Face à ce nouveau paradigme, la croissance va changer de nature : plus uniquement financière, elle devient aussi équilibrée et équitable (allocation des richesses au sein des pays riches, entre les pays développés, émergents et pauvres), verte (en réponse aux enjeux climatiques et environnementaux), éthique (pour faire face à la recherche de sens et limiter les risques de démobilisation ou de dérapages sociaux).

En conséquence, les racines de la croissance à réinventer et de la compétitivité se déplacent du capital technique et financier vers les actifs immatériels, notamment l'innovation et la connaissance : une économie de l'immatériel (1), où tous les acteurs doivent se mobiliser tant au niveau micro que macro économique.

Au-delà de leur contenu visible, les produits et les services doivent être porteurs d'une offre plus immatérielle, qu'ils soient fournis par le monde marchand (les entreprises tous secteurs confondus), la sphère publique ou le territoire social et associatif (qui, avec une personnalité macro-économique incontournable, assure des activités désormais essentielles à la collectivité) :il s'agit de satisfaire aux exigences de savoir-être, de gain de temps et de bien-être, de santé, de beauté, de sécurité, et, aux préoccupations croissantes de qualité environnementale (habitat, alimentation, transport...), et de style de vie.

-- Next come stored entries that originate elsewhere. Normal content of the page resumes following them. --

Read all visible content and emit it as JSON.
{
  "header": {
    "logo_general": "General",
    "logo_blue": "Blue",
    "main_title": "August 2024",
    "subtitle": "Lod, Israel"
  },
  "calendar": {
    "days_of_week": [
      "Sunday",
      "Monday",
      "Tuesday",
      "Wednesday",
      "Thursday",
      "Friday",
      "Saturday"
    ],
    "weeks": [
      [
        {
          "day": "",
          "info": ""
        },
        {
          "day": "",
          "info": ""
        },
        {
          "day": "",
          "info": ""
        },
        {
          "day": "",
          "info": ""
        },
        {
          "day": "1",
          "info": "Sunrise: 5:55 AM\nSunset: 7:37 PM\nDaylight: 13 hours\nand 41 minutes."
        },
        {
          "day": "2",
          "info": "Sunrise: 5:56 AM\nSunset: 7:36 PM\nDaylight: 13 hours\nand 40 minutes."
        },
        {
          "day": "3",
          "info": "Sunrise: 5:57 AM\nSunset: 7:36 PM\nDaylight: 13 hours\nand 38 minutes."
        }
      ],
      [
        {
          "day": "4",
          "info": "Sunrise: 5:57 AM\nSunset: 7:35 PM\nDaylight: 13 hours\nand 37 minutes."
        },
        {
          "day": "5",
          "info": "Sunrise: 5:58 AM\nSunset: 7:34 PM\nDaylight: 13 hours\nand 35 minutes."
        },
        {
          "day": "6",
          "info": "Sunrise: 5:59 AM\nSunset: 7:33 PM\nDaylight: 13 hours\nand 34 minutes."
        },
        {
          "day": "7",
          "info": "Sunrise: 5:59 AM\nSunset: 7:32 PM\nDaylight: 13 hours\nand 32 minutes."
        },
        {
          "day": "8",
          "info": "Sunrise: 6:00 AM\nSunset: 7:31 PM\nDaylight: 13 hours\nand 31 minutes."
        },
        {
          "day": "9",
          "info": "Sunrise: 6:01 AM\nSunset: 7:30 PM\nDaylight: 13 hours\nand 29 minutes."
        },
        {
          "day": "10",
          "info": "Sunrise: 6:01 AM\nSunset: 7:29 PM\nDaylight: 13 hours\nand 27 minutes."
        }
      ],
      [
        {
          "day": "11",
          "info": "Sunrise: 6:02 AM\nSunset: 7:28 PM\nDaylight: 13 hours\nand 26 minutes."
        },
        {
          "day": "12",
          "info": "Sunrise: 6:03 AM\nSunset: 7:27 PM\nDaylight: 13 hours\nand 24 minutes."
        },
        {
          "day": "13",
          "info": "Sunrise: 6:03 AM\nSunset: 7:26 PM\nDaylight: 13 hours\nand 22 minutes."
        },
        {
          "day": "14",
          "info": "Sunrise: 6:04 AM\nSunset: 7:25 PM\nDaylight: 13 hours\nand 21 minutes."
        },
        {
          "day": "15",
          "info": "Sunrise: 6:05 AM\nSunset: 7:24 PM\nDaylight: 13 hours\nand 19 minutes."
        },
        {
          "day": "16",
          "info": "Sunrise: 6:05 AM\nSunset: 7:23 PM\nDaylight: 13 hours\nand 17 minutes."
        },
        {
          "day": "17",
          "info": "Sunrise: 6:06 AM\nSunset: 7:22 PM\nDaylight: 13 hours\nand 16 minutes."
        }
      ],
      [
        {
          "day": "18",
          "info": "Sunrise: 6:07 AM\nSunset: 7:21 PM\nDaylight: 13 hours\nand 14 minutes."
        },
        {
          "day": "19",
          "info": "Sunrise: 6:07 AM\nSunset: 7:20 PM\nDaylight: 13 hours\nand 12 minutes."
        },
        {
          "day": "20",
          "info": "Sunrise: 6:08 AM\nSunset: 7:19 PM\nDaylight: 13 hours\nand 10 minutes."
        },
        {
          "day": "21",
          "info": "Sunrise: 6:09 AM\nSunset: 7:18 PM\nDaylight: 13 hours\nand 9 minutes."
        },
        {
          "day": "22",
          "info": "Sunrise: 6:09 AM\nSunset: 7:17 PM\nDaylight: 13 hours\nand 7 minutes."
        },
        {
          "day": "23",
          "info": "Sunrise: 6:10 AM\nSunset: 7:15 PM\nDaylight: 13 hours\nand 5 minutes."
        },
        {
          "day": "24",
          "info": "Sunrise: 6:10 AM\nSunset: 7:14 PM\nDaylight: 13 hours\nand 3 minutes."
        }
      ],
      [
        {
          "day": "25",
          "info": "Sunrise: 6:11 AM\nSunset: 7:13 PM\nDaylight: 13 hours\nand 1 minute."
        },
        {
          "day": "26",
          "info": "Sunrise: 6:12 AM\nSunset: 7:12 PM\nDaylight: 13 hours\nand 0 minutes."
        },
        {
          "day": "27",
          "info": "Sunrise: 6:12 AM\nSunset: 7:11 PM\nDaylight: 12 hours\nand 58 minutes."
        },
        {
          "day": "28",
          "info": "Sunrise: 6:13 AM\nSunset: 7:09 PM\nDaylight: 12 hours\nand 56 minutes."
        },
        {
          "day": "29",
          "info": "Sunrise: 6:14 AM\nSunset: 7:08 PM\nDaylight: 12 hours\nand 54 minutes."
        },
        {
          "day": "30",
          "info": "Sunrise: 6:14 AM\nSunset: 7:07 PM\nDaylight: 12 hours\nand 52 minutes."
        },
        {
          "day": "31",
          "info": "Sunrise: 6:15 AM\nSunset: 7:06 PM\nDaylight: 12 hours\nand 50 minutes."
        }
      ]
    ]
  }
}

Dans cette course vers une nouvelle croissance, les atouts décisifs des entreprises sont les actifs immatériels. Les entreprises de services en sont convaincues et s'organisent en conséquence. Mais, les industries sont également concernées car la valeur ajoutée et la compétitivité de leurs produits reposent sur leur association à des services et de l'immatériel.

La responsabilité des entreprises est donc de mettre en place une gouvernance de leur capital immatériel (capital clients, capital humain, marques notoriété, réputation, innovation...). La gestion des actifs immatériels, au service de la stratégie au même titre que les autres investissements de long terme, contribue aux fondamentaux de la performance et de la valeur durable :

-Un capital clients reconstruit et une innovation dynamisée, par la création d'un lien direct et intime avec le consommateur. Les nouvelles technologies de communication seront d'excellents catalyseurs, en permettant la création de communautés multiples, favorisant un processus de co-création des produits entre l'entreprise et ses clients. L'innovation est autant à l'intérieur qu'à l'extérieur de l'entreprise et permet une réponse fine aux besoins immatériels exprimés.

-Dans cette perspective, si les marques restent nécessaires, elles ne sont plus suffisantes.  La « personnalité corporate » des entreprises et les valeurs qui l'expriment jouent un rôle déterminant dans la genèse du lien de confiance avec le client final. Le temps des entreprises est arrivé, celui où les consommateurs exigent des valeurs au-delà des marques.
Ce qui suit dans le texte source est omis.